Ses études terminées, — le baccalauréat et deux inscriptions de licence, pour la qualification d'étudiant en droit qu'elles comportaient, — son père lui avait attribué un emploi privilégié dans la Compagnie qu'il dirigeait.

Voilà qu'Adolphe Dovrigny s'était épris d'une simple employée de bureau, Mathilde Anriquet, que les motifs de service lui faisaient aborder quotidiennement!

Oh! la race entrait en évolution : il n'avait pas consulté ses parents avant d'engager de tendres pourparlers.

Et un beau jour, sans préambule, il leur avait annoncé qu'il se considérait comme fiancé. Il n'avait tenu compte de leurs pathétiques représentations que par des bouderies et des airs ennuyés.

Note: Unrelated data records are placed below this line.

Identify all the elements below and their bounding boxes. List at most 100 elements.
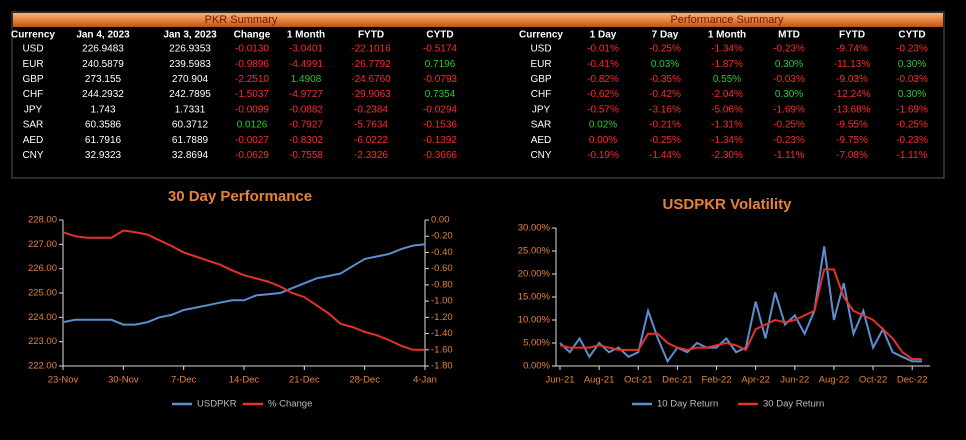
x-tick-label: Aug-21 — [584, 375, 615, 386]
y2-tick-label: -1.40 — [431, 328, 453, 339]
table-cell: 242.7895 — [169, 89, 211, 100]
table-cell: -9.75% — [836, 135, 868, 146]
table-cell: 273.155 — [85, 74, 122, 85]
x-tick-label: Dec-22 — [897, 375, 928, 386]
x-tick-label: 14-Dec — [229, 375, 260, 386]
table-cell: 0.03% — [651, 59, 679, 70]
table-cell: -2.2510 — [235, 74, 269, 85]
table-cell: -1.11% — [774, 150, 805, 161]
table-cell: 244.2932 — [82, 89, 124, 100]
table-cell: 0.7196 — [425, 59, 456, 70]
series-line — [559, 246, 922, 364]
table-cell: -0.23% — [896, 44, 928, 55]
y-tick-label: 5.00% — [523, 338, 550, 349]
table-cell: -0.23% — [773, 44, 805, 55]
x-tick-label: 28-Dec — [349, 375, 380, 386]
table-title: Performance Summary — [670, 14, 784, 26]
table-cell: -0.9896 — [235, 59, 269, 70]
table-title: PKR Summary — [205, 14, 278, 26]
table-cell: -0.0294 — [423, 104, 457, 115]
table-cell: -0.0130 — [235, 44, 269, 55]
table-cell: -22.1016 — [351, 44, 391, 55]
table-cell: -4.9727 — [289, 89, 323, 100]
table-cell: -0.2384 — [354, 104, 388, 115]
table-cell: -3.0401 — [289, 44, 323, 55]
table-cell: -0.62% — [587, 89, 619, 100]
table-cell: 226.9353 — [169, 44, 211, 55]
y-tick-label: 228.00 — [28, 215, 57, 226]
table-cell: 0.02% — [589, 120, 617, 131]
y2-tick-label: -1.80 — [431, 361, 453, 372]
table-cell: -0.25% — [649, 44, 681, 55]
table-cell: 60.3712 — [172, 120, 209, 131]
y2-tick-label: 0.00 — [431, 215, 450, 226]
column-header: 1 Month — [287, 30, 325, 41]
chart-title: 30 Day Performance — [168, 188, 312, 205]
table-cell: -2.30% — [711, 150, 743, 161]
x-tick-label: Jun-21 — [545, 375, 574, 386]
table-cell: 239.5983 — [169, 59, 211, 70]
table-cell: -0.03% — [773, 74, 805, 85]
y-tick-label: 0.00% — [523, 361, 550, 372]
y-tick-label: 10.00% — [518, 315, 551, 326]
column-header: 1 Month — [708, 30, 746, 41]
table-cell: GBP — [530, 74, 551, 85]
table-cell: 32.8694 — [172, 150, 209, 161]
table-cell: -0.01% — [587, 44, 619, 55]
table-cell: -5.06% — [711, 104, 743, 115]
column-header: Change — [234, 30, 271, 41]
x-tick-label: Oct-21 — [624, 375, 653, 386]
series-line — [62, 243, 426, 326]
table-cell: -0.57% — [587, 104, 619, 115]
table-cell: 60.3586 — [85, 120, 122, 131]
table-cell: -0.0793 — [423, 74, 457, 85]
column-header: CYTD — [426, 30, 453, 41]
table-cell: -0.5174 — [423, 44, 457, 55]
table-cell: 0.30% — [775, 59, 803, 70]
table-cell: EUR — [22, 59, 43, 70]
table-cell: AED — [531, 135, 552, 146]
table-cell: 1.743 — [90, 104, 115, 115]
table-cell: -1.11% — [897, 150, 928, 161]
y-tick-label: 226.00 — [28, 263, 57, 274]
table-cell: 0.00% — [589, 135, 617, 146]
table-cell: -0.1536 — [423, 120, 457, 131]
table-cell: -1.69% — [773, 104, 805, 115]
table-cell: -0.21% — [649, 120, 681, 131]
table-cell: SAR — [531, 120, 552, 131]
y2-tick-label: -1.60 — [431, 344, 453, 355]
y2-tick-label: -1.00 — [431, 296, 453, 307]
table-cell: AED — [23, 135, 44, 146]
x-tick-label: 23-Nov — [48, 375, 79, 386]
x-tick-label: 4-Jan — [413, 375, 437, 386]
x-tick-label: Oct-22 — [859, 375, 888, 386]
table-cell: -0.0099 — [235, 104, 269, 115]
table-cell: CNY — [530, 150, 551, 161]
x-tick-label: Feb-22 — [701, 375, 731, 386]
table-cell: CNY — [22, 150, 43, 161]
legend-label: 10 Day Return — [657, 399, 718, 410]
y-tick-label: 227.00 — [28, 239, 57, 250]
column-header: Currency — [519, 30, 563, 41]
y2-tick-label: -0.60 — [431, 263, 453, 274]
table-cell: 0.0126 — [237, 120, 268, 131]
table-cell: 240.5879 — [82, 59, 124, 70]
table-cell: -1.31% — [711, 120, 743, 131]
x-tick-label: 30-Nov — [108, 375, 139, 386]
table-cell: -9.55% — [836, 120, 868, 131]
table-cell: -11.13% — [834, 59, 871, 70]
column-header: FYTD — [839, 30, 865, 41]
x-tick-label: Dec-21 — [662, 375, 693, 386]
y2-tick-label: -0.40 — [431, 247, 453, 258]
series-line — [559, 268, 922, 361]
y-tick-label: 225.00 — [28, 288, 57, 299]
y-tick-label: 30.00% — [518, 223, 551, 234]
column-header: Jan 3, 2023 — [163, 30, 217, 41]
legend-label: % Change — [268, 399, 312, 410]
table-cell: JPY — [532, 104, 551, 115]
table-cell: -12.24% — [833, 89, 870, 100]
table-cell: CHF — [23, 89, 44, 100]
y2-tick-label: -0.80 — [431, 279, 453, 290]
table-cell: -0.23% — [896, 135, 928, 146]
chart-title: USDPKR Volatility — [663, 196, 793, 213]
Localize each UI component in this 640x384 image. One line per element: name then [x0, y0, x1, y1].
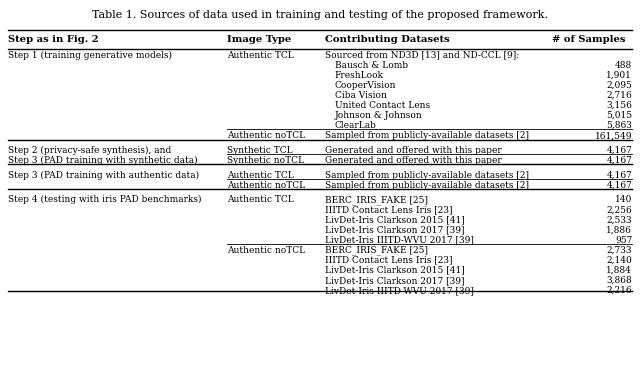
Text: LivDet-Iris Clarkson 2015 [41]: LivDet-Iris Clarkson 2015 [41] [325, 215, 465, 224]
Text: ClearLab: ClearLab [335, 121, 376, 130]
Text: 5,015: 5,015 [606, 111, 632, 120]
Text: BERC_IRIS_FAKE [25]: BERC_IRIS_FAKE [25] [325, 246, 428, 255]
Text: LivDet-Iris Clarkson 2017 [39]: LivDet-Iris Clarkson 2017 [39] [325, 276, 465, 285]
Text: Step 3 (PAD training with synthetic data): Step 3 (PAD training with synthetic data… [8, 156, 197, 165]
Text: Table 1. Sources of data used in training and testing of the proposed framework.: Table 1. Sources of data used in trainin… [92, 10, 548, 20]
Text: 2,140: 2,140 [607, 256, 632, 265]
Text: Authentic noTCL: Authentic noTCL [227, 131, 305, 140]
Text: 2,216: 2,216 [607, 286, 632, 295]
Text: Contributing Datasets: Contributing Datasets [325, 35, 450, 44]
Text: 161,549: 161,549 [595, 131, 632, 140]
Text: Synthetic noTCL: Synthetic noTCL [227, 156, 304, 165]
Text: BERC_IRIS_FAKE [25]: BERC_IRIS_FAKE [25] [325, 195, 428, 205]
Text: LivDet-Iris IIITD-WVU 2017 [39]: LivDet-Iris IIITD-WVU 2017 [39] [325, 235, 474, 245]
Text: Step 1 (training generative models): Step 1 (training generative models) [8, 51, 172, 60]
Text: LivDet-Iris Clarkson 2015 [41]: LivDet-Iris Clarkson 2015 [41] [325, 266, 465, 275]
Text: LivDet-Iris IIITD-WVU 2017 [39]: LivDet-Iris IIITD-WVU 2017 [39] [325, 286, 474, 295]
Text: Sampled from publicly-available datasets [2]: Sampled from publicly-available datasets… [325, 131, 529, 140]
Text: IIITD Contact Lens Iris [23]: IIITD Contact Lens Iris [23] [325, 205, 452, 214]
Text: 957: 957 [615, 235, 632, 245]
Text: 1,886: 1,886 [607, 225, 632, 235]
Text: 4,167: 4,167 [607, 180, 632, 190]
Text: Sampled from publicly-available datasets [2]: Sampled from publicly-available datasets… [325, 170, 529, 180]
Text: Generated and offered with this paper: Generated and offered with this paper [325, 156, 502, 165]
Text: 1,884: 1,884 [607, 266, 632, 275]
Text: 2,716: 2,716 [607, 91, 632, 100]
Text: 2,533: 2,533 [607, 215, 632, 224]
Text: Authentic TCL: Authentic TCL [227, 195, 294, 204]
Text: LivDet-Iris Clarkson 2017 [39]: LivDet-Iris Clarkson 2017 [39] [325, 225, 465, 235]
Text: IIITD Contact Lens Iris [23]: IIITD Contact Lens Iris [23] [325, 256, 452, 265]
Text: 3,868: 3,868 [607, 276, 632, 285]
Text: Authentic TCL: Authentic TCL [227, 170, 294, 180]
Text: Image Type: Image Type [227, 35, 291, 44]
Text: Synthetic TCL: Synthetic TCL [227, 146, 293, 155]
Text: 5,863: 5,863 [607, 121, 632, 130]
Text: Step 2 (privacy-safe synthesis), and: Step 2 (privacy-safe synthesis), and [8, 146, 171, 155]
Text: 2,733: 2,733 [607, 246, 632, 255]
Text: CooperVision: CooperVision [335, 81, 396, 90]
Text: United Contact Lens: United Contact Lens [335, 101, 430, 110]
Text: Sampled from publicly-available datasets [2]: Sampled from publicly-available datasets… [325, 180, 529, 190]
Text: FreshLook: FreshLook [335, 71, 384, 80]
Text: Ciba Vision: Ciba Vision [335, 91, 387, 100]
Text: 2,095: 2,095 [607, 81, 632, 90]
Text: 4,167: 4,167 [607, 156, 632, 165]
Text: 2,256: 2,256 [607, 205, 632, 214]
Text: Bausch & Lomb: Bausch & Lomb [335, 61, 408, 70]
Text: 4,167: 4,167 [607, 170, 632, 180]
Text: 3,156: 3,156 [607, 101, 632, 110]
Text: Step 3 (PAD training with authentic data): Step 3 (PAD training with authentic data… [8, 170, 199, 180]
Text: Authentic noTCL: Authentic noTCL [227, 246, 305, 255]
Text: Generated and offered with this paper: Generated and offered with this paper [325, 146, 502, 155]
Text: # of Samples: # of Samples [552, 35, 625, 44]
Text: Authentic noTCL: Authentic noTCL [227, 180, 305, 190]
Text: 140: 140 [615, 195, 632, 204]
Text: 4,167: 4,167 [607, 146, 632, 155]
Text: Authentic TCL: Authentic TCL [227, 51, 294, 60]
Text: Step as in Fig. 2: Step as in Fig. 2 [8, 35, 99, 44]
Text: Sourced from ND3D [13] and ND-CCL [9]:: Sourced from ND3D [13] and ND-CCL [9]: [325, 51, 520, 60]
Text: Johnson & Johnson: Johnson & Johnson [335, 111, 422, 120]
Text: 488: 488 [615, 61, 632, 70]
Text: 1,901: 1,901 [607, 71, 632, 80]
Text: Step 4 (testing with iris PAD benchmarks): Step 4 (testing with iris PAD benchmarks… [8, 195, 201, 204]
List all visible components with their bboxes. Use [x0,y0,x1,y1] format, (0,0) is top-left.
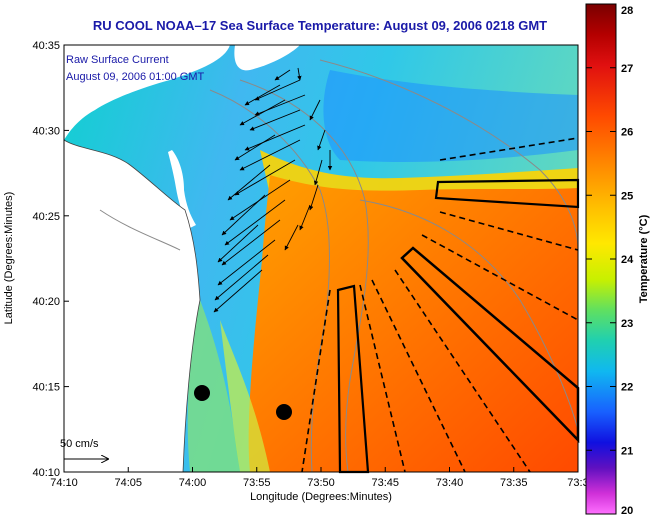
x-tick-label: 73:3 [567,477,588,489]
x-tick-label: 73:45 [371,477,399,489]
coastline [64,139,201,472]
land-north [64,45,230,140]
y-tick-label: 40:35 [32,40,60,52]
colorbar-tick-label: 26 [621,127,633,139]
dashed-sector-lines [301,137,579,473]
x-tick-label: 73:50 [307,477,335,489]
current-vectors [213,67,333,313]
colorbar-tick-label: 22 [621,382,633,394]
y-tick-label: 40:25 [32,211,60,223]
x-tick-label: 74:05 [114,477,142,489]
current-time-label: August 09, 2006 01:00 GMT [66,71,204,83]
bathymetry-contours [99,59,578,472]
colorbar-tick-label: 21 [621,445,633,457]
cool-offshore-patch [323,70,578,162]
station-marker-1 [194,385,210,401]
colorbar-tick-label: 28 [621,5,633,17]
y-tick-label: 40:30 [32,125,60,137]
x-tick-label: 73:40 [436,477,464,489]
peninsula [168,150,196,228]
land-northeast [234,45,300,71]
station-marker-2 [276,404,292,420]
scale-label: 50 cm/s [60,438,99,450]
y-axis: 40:35 40:30 40:25 40:20 40:15 40:10 Latitude … [3,40,69,479]
colorbar-tick-label: 23 [621,318,633,330]
map-title: RU COOL NOAA–17 Sea Surface Temperature:… [93,18,547,33]
current-label: Raw Surface Current [66,54,169,66]
x-tick-label: 73:55 [243,477,271,489]
x-axis: 74:10 74:05 74:00 73:55 73:50 73:45 73:40 73:35… [50,467,589,503]
x-tick-label: 73:35 [500,477,528,489]
y-tick-label: 40:20 [32,296,60,308]
x-axis-label: Longitude (Degrees:Minutes) [250,491,392,503]
coastal-green-band [187,300,240,472]
coastal-yellow-band [220,320,270,472]
colorbar-label: Temperature (°C) [638,214,650,303]
colorbar-tick-label: 24 [621,254,634,266]
x-tick-label: 74:00 [179,477,207,489]
colorbar-tick-label: 20 [621,505,633,517]
land-west [64,140,200,472]
y-axis-label: Latitude (Degrees:Minutes) [3,192,15,325]
y-tick-label: 40:15 [32,382,60,394]
x-tick-label: 74:10 [50,477,78,489]
colorbar-tick-label: 25 [621,190,633,202]
sst-field [64,45,578,472]
colorbar: 28 27 26 25 24 23 22 21 20 Temperature (°C) [585,3,650,517]
y-tick-label: 40:10 [32,467,60,479]
warm-water-region [248,175,578,472]
colorbar-tick-label: 27 [621,63,633,75]
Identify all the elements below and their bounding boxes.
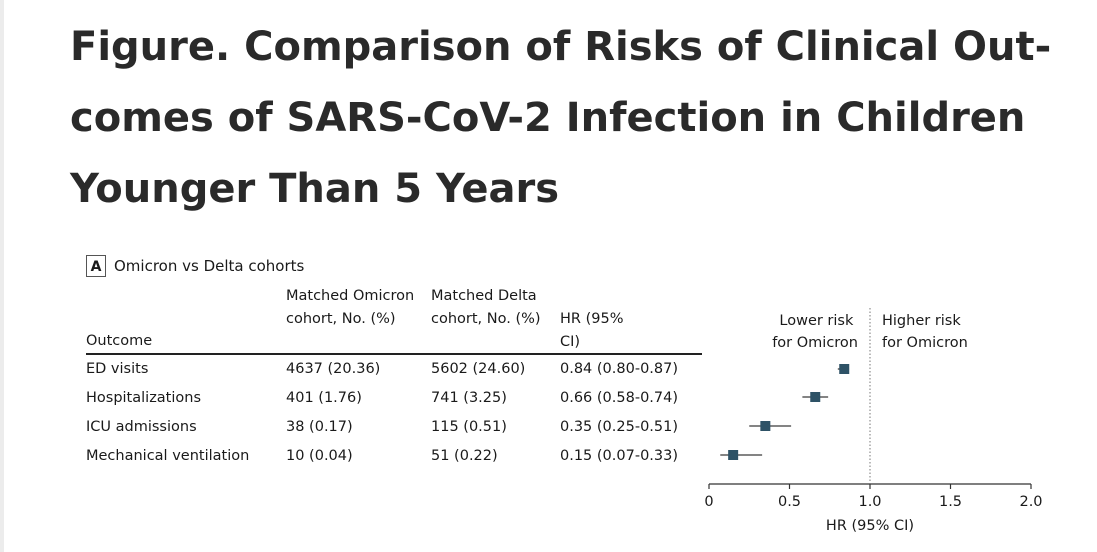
table-cell-outcome: ED visits <box>86 361 149 377</box>
x-tick-label: 1.5 <box>939 494 962 510</box>
table-cell-delta: 5602 (24.60) <box>431 361 526 377</box>
table-cell-omicron: 38 (0.17) <box>286 419 353 435</box>
table-cell-omicron: 401 (1.76) <box>286 390 362 406</box>
annotation-higher-line1: Higher risk <box>882 313 961 329</box>
header-hr: HR (95% CI) <box>560 311 624 350</box>
hr-point <box>810 392 821 402</box>
table-cell-hr: 0.84 (0.80-0.87) <box>560 361 679 377</box>
table-cell-delta: 115 (0.51) <box>431 419 507 435</box>
annotation-lower-risk: Lower risk for Omicron <box>772 313 858 351</box>
panel-label-text: Omicron vs Delta cohorts <box>114 257 305 275</box>
header-omicron: Matched Omicron cohort, No. (%) <box>286 288 415 327</box>
table-cell-delta: 51 (0.22) <box>431 448 498 464</box>
table-cell-outcome: ICU admissions <box>86 419 197 435</box>
annotation-lower-line1: Lower risk <box>779 313 854 329</box>
x-tick-label: 1.0 <box>858 494 881 510</box>
table-cell-omicron: 4637 (20.36) <box>286 361 381 377</box>
table-cell-hr: 0.15 (0.07-0.33) <box>560 448 679 464</box>
panel-label: A Omicron vs Delta cohorts <box>86 254 304 278</box>
hr-point <box>728 450 739 460</box>
x-tick-label: 0.5 <box>778 494 801 510</box>
hr-point <box>839 364 850 374</box>
header-delta: Matched Delta cohort, No. (%) <box>431 288 541 327</box>
table-cell-delta: 741 (3.25) <box>431 390 507 406</box>
annotation-lower-line2: for Omicron <box>772 335 858 351</box>
x-tick-label: 2.0 <box>1019 494 1042 510</box>
x-tick-label: 0 <box>704 494 713 510</box>
annotation-higher-line2: for Omicron <box>882 335 968 351</box>
figure-title: Figure. Comparison of Risks of Clinical … <box>70 24 1052 212</box>
table-cell-outcome: Hospitalizations <box>86 390 202 406</box>
left-margin-rule <box>0 0 4 552</box>
panel-letter: A <box>86 255 106 277</box>
x-axis-label: HR (95% CI) <box>826 518 914 534</box>
hr-point <box>760 421 771 431</box>
table-cell-outcome: Mechanical ventilation <box>86 448 250 464</box>
table-header-rule <box>86 353 702 355</box>
table-cell-hr: 0.66 (0.58-0.74) <box>560 390 679 406</box>
table-cell-hr: 0.35 (0.25-0.51) <box>560 419 679 435</box>
annotation-higher-risk: Higher risk for Omicron <box>882 313 968 351</box>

Les parents se désolaient. Adolphe était un enfant gâté que l'on n'avait jamais contrarié ; ils avaient peur de lui faire du chagrin, ils ne pouvaient ni ne voulaient s'opposer expressément au mariage d'amour qu'il projetait et qui était pour eux un mariage « d'aventure ».

Ils essayaient de tout leur cœur, de toute leur sincérité, de toute leur passion de gens d'honneur, de l'en détourner.

Ils invoquaient surtout le rang, — l'étiage social, qui dépendait, (en dehors de l'origine, de l'éducation, et de la situation de fortune), d'un aspect mondain correct, légal, — d'un aspect de discipline, de bienséance, qu'il fallait exactement posséder.

— Cette jeune fille, à qui tu as pu adresser tes hommages sans formalité protocolaire et qui les a acceptés avec indépendance, n'est pas moralement assez haute, assez grande, assez belle pour toi.

Tel était le leit-motiv de leurs discours affectueux.